McGinnes closed his deal, though, and Donny did not. Afterward, when I had been introduced to the boys and stood with them around the counter, there seemed to be no residual animosity coming off Johnny. Just another way to grab an up, the memory to be filed away by McGinnes under “payback,” to be retrieved the next time a
yom
came walking through the door.

“So, Tim,” a very serious Donny said to the factory rep. “You read about Maytag in the paper today?”

“No,” Tim said, breathing through his mouth. “What about Maytag?”

“Kelvinator!” Donny said. “Get it? Kelvin… he ate ’er!” Donny cackled, slapped his own knee.

“Ha, ha, ha.” Tim’s laughter and the brittle smile that went with it failed to mask his contempt.

“ ’Course,” Donny continued, “that ain’t nothin’, compared with what the general did.”

“What general?” Tim said, and I saw it coming.

“General Electric!” Donny said. “He was Tappan Amana, dig? Put his Hotpoint right on her Coldspot. Know what I’m sayin’?”

Tim began to turn red. McGinnes walked up to the group, a brown paper bag in his hand. He looked at me and smiled.

“You ready, Jim?” he said.

“I’m ready.”

“Hold on a second,” the manager said.

“What?” McGinnes said.

“I got a belch a few minutes ago,” the manager said. “That’s what. Customer called, said you stepped him off an advertised single-speed washer to what you claimed was a two speed—an LA three-five-nine-five.”

“So?”

“An LA three-five-nine-five is a single-speed washer, too, McGinnes. You told him it had two speeds!”

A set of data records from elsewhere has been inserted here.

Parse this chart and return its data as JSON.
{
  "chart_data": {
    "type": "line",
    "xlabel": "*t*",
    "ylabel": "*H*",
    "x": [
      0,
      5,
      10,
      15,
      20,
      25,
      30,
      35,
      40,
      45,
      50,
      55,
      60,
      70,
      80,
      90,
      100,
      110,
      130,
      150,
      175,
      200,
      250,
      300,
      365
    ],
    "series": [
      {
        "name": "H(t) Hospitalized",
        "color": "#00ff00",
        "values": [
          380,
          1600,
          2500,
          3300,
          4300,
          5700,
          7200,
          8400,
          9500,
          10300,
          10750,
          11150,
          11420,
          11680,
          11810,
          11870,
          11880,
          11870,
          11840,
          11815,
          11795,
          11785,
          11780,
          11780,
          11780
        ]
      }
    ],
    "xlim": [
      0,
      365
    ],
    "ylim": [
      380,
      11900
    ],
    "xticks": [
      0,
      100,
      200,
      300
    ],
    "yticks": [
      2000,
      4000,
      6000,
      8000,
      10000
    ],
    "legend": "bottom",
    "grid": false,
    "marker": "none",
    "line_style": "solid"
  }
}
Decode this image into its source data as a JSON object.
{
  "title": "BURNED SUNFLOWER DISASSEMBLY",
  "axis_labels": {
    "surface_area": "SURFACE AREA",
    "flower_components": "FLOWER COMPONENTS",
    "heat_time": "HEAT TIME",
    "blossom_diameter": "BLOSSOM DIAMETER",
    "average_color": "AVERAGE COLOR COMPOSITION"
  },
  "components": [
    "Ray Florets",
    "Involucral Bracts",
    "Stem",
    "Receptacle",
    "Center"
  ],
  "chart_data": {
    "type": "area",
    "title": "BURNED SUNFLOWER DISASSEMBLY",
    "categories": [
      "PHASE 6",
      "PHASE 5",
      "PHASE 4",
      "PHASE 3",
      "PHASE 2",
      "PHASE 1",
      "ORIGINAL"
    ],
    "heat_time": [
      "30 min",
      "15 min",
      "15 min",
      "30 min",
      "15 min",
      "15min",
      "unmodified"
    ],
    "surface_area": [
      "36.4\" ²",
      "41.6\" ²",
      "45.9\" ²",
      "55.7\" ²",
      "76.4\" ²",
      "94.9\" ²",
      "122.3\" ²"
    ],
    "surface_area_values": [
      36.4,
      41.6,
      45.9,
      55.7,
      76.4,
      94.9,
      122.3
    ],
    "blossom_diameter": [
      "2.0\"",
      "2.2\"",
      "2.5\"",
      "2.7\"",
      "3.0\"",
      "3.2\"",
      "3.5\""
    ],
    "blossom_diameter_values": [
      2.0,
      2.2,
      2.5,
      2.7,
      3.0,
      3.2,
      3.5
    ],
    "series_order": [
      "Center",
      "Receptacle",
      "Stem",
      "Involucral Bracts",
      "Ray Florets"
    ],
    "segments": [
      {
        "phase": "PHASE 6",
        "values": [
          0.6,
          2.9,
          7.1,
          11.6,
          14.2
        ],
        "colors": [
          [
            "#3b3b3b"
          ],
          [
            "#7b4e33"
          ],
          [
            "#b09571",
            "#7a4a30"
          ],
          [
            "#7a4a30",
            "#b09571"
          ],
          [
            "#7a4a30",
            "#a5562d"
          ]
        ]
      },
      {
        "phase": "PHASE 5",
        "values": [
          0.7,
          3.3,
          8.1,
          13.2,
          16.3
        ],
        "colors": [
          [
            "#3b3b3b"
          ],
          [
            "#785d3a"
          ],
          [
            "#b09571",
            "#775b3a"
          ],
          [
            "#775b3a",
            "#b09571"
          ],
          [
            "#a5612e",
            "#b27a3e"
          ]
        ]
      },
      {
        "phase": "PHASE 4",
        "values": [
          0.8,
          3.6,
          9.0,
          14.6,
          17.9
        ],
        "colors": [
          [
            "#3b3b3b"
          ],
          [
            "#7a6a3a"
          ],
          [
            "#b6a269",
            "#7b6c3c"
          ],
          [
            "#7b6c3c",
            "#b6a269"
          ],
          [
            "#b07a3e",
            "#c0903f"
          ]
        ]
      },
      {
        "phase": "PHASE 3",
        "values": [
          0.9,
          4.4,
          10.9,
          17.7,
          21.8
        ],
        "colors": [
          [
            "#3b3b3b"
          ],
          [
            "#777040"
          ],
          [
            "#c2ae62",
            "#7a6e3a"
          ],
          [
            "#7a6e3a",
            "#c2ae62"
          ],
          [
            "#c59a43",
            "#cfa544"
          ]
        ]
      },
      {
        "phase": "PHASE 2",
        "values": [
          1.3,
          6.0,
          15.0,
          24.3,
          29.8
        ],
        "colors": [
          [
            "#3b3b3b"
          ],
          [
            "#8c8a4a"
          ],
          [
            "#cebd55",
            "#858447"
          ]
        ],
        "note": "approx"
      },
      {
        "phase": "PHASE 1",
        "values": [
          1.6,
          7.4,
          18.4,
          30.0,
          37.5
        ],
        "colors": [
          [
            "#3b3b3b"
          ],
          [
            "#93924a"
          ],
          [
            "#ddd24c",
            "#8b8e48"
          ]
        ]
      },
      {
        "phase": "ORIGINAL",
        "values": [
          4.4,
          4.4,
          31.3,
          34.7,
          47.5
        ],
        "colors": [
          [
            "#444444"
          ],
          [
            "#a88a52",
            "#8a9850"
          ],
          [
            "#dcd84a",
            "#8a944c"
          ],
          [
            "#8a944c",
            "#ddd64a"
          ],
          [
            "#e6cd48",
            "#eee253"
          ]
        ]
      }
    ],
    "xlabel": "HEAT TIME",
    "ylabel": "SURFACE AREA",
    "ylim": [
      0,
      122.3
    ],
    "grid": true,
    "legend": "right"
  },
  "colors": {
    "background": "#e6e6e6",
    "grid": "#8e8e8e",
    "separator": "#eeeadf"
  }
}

“It does have two speeds,” McGinnes said. “On… and off.”

“Off’s not a speed, McGinnes!” the manager yelled, but Johnny had already pulled me away, and the two of us were headed for the front door.

McGinnes drew a malt liquor out of the bag and popped the top. He handed the open one to me, found one for himself.

“Off is not a speed!…” The manager’s voice trailed off as we pushed through the store’s double glass doors.

Out in the lot, McGinnes tensed up his face. “All these complaints. I’m gonna get a sick stomach.”

“Had a lot lately?”

McGinnes nodded. “This guy called this morning, all bent out of shape. Says when I sold him his refrigerator, I guaranteed him it was a nice box. And the thing’s had three service calls in the last month.”